Ci sono poi gli armadi tecnici che, invece, nessuno si è mai filato di striscio. Intendo quei cabinotti grigi che servono alle società di distribuzione dell’energia o ai carrier della telefonia fissa e di Internet cablata come hub – passatemi il termine – da cui si dipanano le ultime miglia che distribuiscono capillarmente i servizi di cui non possiamo più fare a meno e la cui disponibilità diamo per scontato fin dentro le nostre case. Quei cabinotti grigi contengono centraline che, per forza di cose, devono stare lì dove stanno e che fortunatamente sono talmente mimetizzati che, davvero, passano inosservati, a meno che qualcuno non vi inserisca un qualcosa che introduca una variante che salti all’occhio a chi è dotato di maggior spirito di osservazione.

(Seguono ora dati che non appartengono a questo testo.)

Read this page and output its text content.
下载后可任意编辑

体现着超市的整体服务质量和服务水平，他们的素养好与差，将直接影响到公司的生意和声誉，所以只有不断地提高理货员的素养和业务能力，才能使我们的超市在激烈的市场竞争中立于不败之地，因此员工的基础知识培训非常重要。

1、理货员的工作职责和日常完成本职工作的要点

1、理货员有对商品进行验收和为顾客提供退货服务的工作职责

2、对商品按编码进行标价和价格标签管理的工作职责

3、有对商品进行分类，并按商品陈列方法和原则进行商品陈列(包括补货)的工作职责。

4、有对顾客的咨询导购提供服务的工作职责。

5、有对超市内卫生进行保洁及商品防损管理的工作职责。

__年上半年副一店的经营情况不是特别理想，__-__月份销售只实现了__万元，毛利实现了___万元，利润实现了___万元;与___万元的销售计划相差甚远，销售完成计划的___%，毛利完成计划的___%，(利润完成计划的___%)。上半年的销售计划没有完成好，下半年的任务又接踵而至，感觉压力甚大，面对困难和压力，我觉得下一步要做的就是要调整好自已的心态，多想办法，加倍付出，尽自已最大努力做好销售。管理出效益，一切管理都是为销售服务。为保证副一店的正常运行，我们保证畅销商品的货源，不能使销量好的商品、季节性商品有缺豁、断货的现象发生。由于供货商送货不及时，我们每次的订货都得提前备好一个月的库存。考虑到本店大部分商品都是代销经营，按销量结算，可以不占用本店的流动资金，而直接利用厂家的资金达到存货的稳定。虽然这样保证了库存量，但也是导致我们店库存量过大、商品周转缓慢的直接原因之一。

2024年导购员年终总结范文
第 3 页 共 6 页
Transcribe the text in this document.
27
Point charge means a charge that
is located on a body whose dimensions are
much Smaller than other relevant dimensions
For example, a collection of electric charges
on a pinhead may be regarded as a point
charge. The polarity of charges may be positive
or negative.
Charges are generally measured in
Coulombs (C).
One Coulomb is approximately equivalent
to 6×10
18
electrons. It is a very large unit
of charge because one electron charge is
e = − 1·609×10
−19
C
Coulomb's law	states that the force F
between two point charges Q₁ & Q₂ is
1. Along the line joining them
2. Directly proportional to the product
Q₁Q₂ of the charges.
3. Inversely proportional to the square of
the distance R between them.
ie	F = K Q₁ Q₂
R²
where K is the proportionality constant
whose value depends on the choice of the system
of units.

Vi faccio un esempio stupidissimo ma che rende l’idea. Sotto la casa in cui vivevo da ragazzo c’era uno di questi armadi dell’Enel e Luca, che a quanto vedrete era un copy a sua insaputa, con un pennarello aveva rivisitato il lettering del nome dell’allora compagnia detentrice del monopolio dell’elettricità con un pennarello. Da un giorno all’altro, sul suddetto armadio, il logo era diventato “Enel culo te lo metto”. Potete immaginare come la boutade avesse rotto la monotonia di quel grigio armadio di metallo e la nostra di ragazzini attirati dalle parolacce e dalle volgarità.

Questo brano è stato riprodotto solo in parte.